Overview

The Impact of Sitagliptin as an Add on Therapy With Closed Loop Control in Adolescents With Diabetic Nephropathy

Status:
Completed
Trial end date:
2023-06-15
Target enrollment:
0
Participant gender:
All
Summary
Diabetic nephropathy (DN) is one of the most frequent microvascular complications of diabetes mellitus, affecting 25 to 40% of patients with type 1 diabetes (T1DM). Early diagnosis, appropriate patient follow-up and treatment are essential to improve the outcomes. There is a need for improvements in insulin therapy for people with T1DM as the majority of patients are struggling to achieve glycemic targets. Technological advancements and oral adjuncts to insulin therapies are starting to be licensed for the use of people with T1DM. Dipeptidyl peptidase-4 (DPP-4), a multifunctional serine protease with a dual function (regulatory protease and binding protein), can modulate inflammation and immune cell-mediated β-cell destruction. DPP-4 degrades the peptide hormones glucagon-like peptide 1 (GLP-1) and gastric inhibitory peptide (GIP). Several studies have suggested that the upregulated DPP-4 activity is correlated with T1DM pathophysiology.
Phase:
Phase 3
Accepts Healthy Volunteers?
No
Details
Lead Sponsor:
Ain Shams University
Collaborator:
Ahram Canadian University
Treatments:
Sitagliptin Phosphate
Criteria
Inclusion Criteria:

- T1DM patients aged 12-18 years with at least 5 years disease duration defined
according to the criteria of International Society for Pediatric and Adolescent
Diabetes (ISPAD) .

- Patients on insulin pump therapy using Medtronic advanced hybrid closed system
(Medtronic, Northridge, USA) with Guardian™ 3 sensor or Guardian™ 4 sensor and
Guardian link transmitter initiated at least 6 months before the study, patients with
minimum daily insulin requirement of more than 8 units, willingness and ability to
adhere to the study protocol, and access to the internet as well as a computer system
that met requirements for uploading the study pump data.
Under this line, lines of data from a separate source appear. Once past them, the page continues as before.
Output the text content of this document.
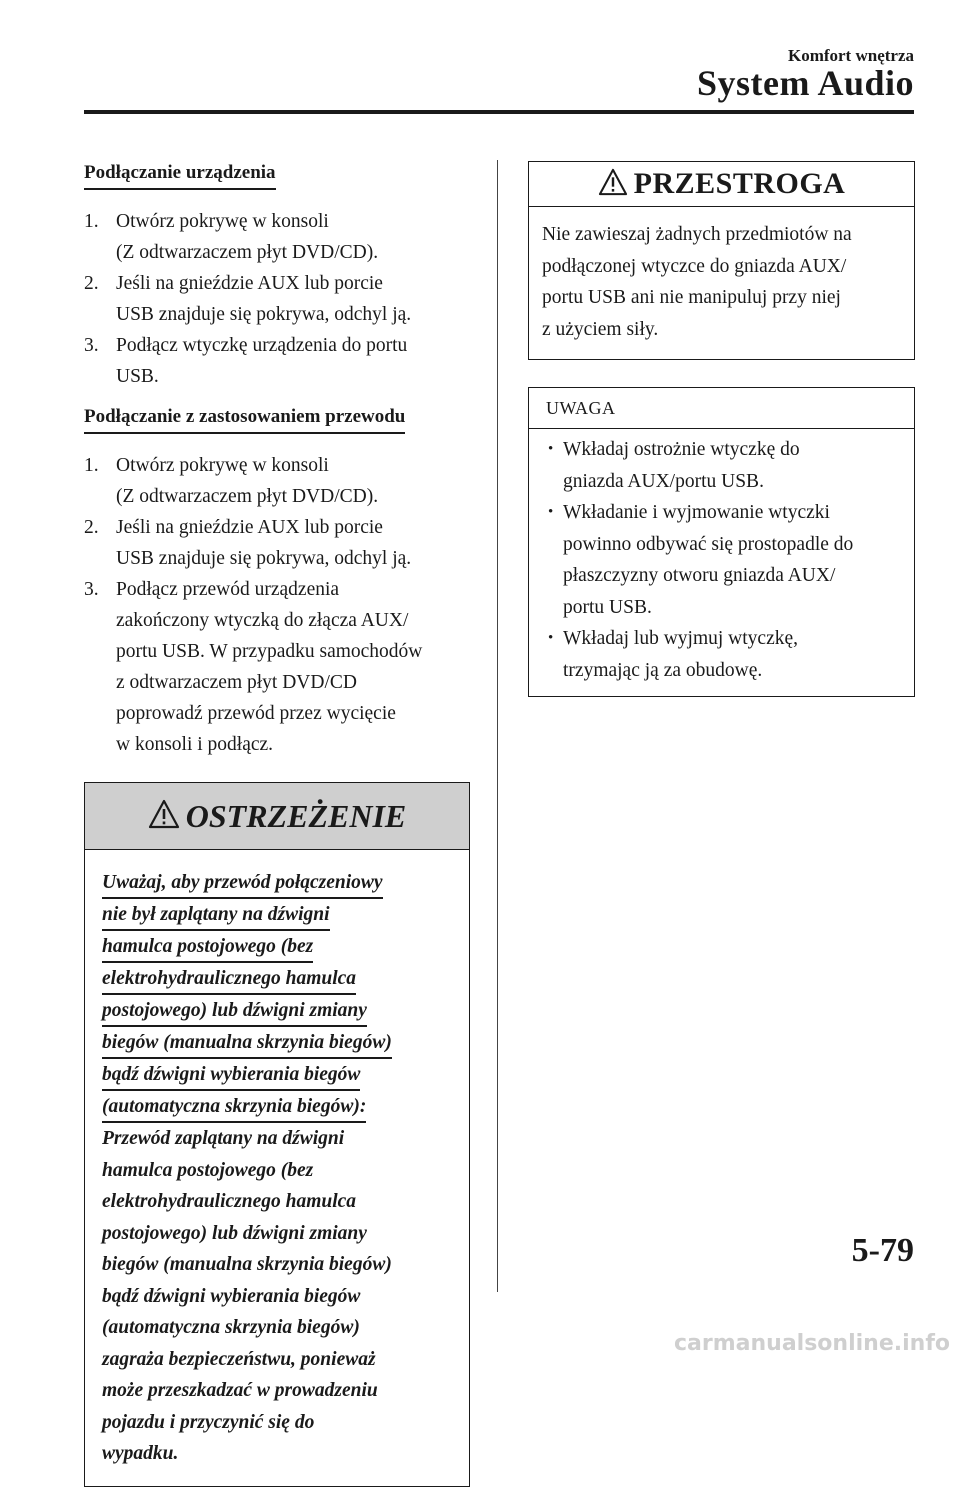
Komfort wnętrza
System Audio
Podłączanie urządzenia
1. Otwórz pokrywę w konsoli
(Z odtwarzaczem płyt DVD/CD).
2. Jeśli na gnieździe AUX lub porcie
USB znajduje się pokrywa, odchyl ją.
3. Podłącz wtyczkę urządzenia do portu
USB.
Podłączanie z zastosowaniem przewodu
1. Otwórz pokrywę w konsoli
(Z odtwarzaczem płyt DVD/CD).
2. Jeśli na gnieździe AUX lub porcie
USB znajduje się pokrywa, odchyl ją.
3. Podłącz przewód urządzenia
zakończony wtyczką do złącza AUX/
portu USB. W przypadku samochodów
z odtwarzaczem płyt DVD/CD
poprowadź przewód przez wycięcie
w konsoli i podłącz.
OSTRZEŻENIE
Uważaj, aby przewód połączeniowy
nie był zaplątany na dźwigni
hamulca postojowego (bez
elektrohydraulicznego hamulca
postojowego) lub dźwigni zmiany
biegów (manualna skrzynia biegów)
bądź dźwigni wybierania biegów
(automatyczna skrzynia biegów):
Przewód zaplątany na dźwigni
hamulca postojowego (bez
elektrohydraulicznego hamulca
postojowego) lub dźwigni zmiany
biegów (manualna skrzynia biegów)
bądź dźwigni wybierania biegów
(automatyczna skrzynia biegów)
zagraża bezpieczeństwu, ponieważ
może przeszkadzać w prowadzeniu
pojazdu i przyczynić się do
wypadku.
PRZESTROGA
Nie zawieszaj żadnych przedmiotów na
podłączonej wtyczce do gniazda AUX/
portu USB ani nie manipuluj przy niej
z użyciem siły.
UWAGA
• Wkładaj ostrożnie wtyczkę do
gniazda AUX/portu USB.
• Wkładanie i wyjmowanie wtyczki
powinno odbywać się prostopadle do
płaszczyzny otworu gniazda AUX/
portu USB.
• Wkładaj lub wyjmuj wtyczkę,
trzymając ją za obudowę.
5-79
carmanualsonline.info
- Active diabetic nephropathy in the form of microalbuminuria (urinary albumin excretion
) 30-299 mg/g creatinine in two of three samples over a 3- to 6-months period despite
angiotensin converting enzyme inhibitors).

- Hemoglobin A1c (HbA1c) ≤8.5%.

- Patients on regular visits to clinic.

Exclusion Criteria:

- patients with other diabetic microvascular complications (neuropathy or retinopathy)
or with macrovascular complications.

- Patients with history of liver disease or any disorder likely to impair liver
functions or elevated liver enzymes.

- Patients with any evidence of renal impairment due to causes other than diabetes.

- Patients with hypertension.

- Hepatitis virus infection (B or C) or any evidence of infection

- Participation in a previous investigational drug study within 3 months preceding
screening.

- Hypoglycemic unawareness or recurrent severe hypoglycemic episodes in the last 6
months prior to recruitment.

- Recurrent diabetic ketoacidosis (DKA) (more than 2 episodes in the previous 6 months).

- Taking other oral hypoglycemic medications which could affect blood glucose.

- Patients with known allergy to sitagliptin.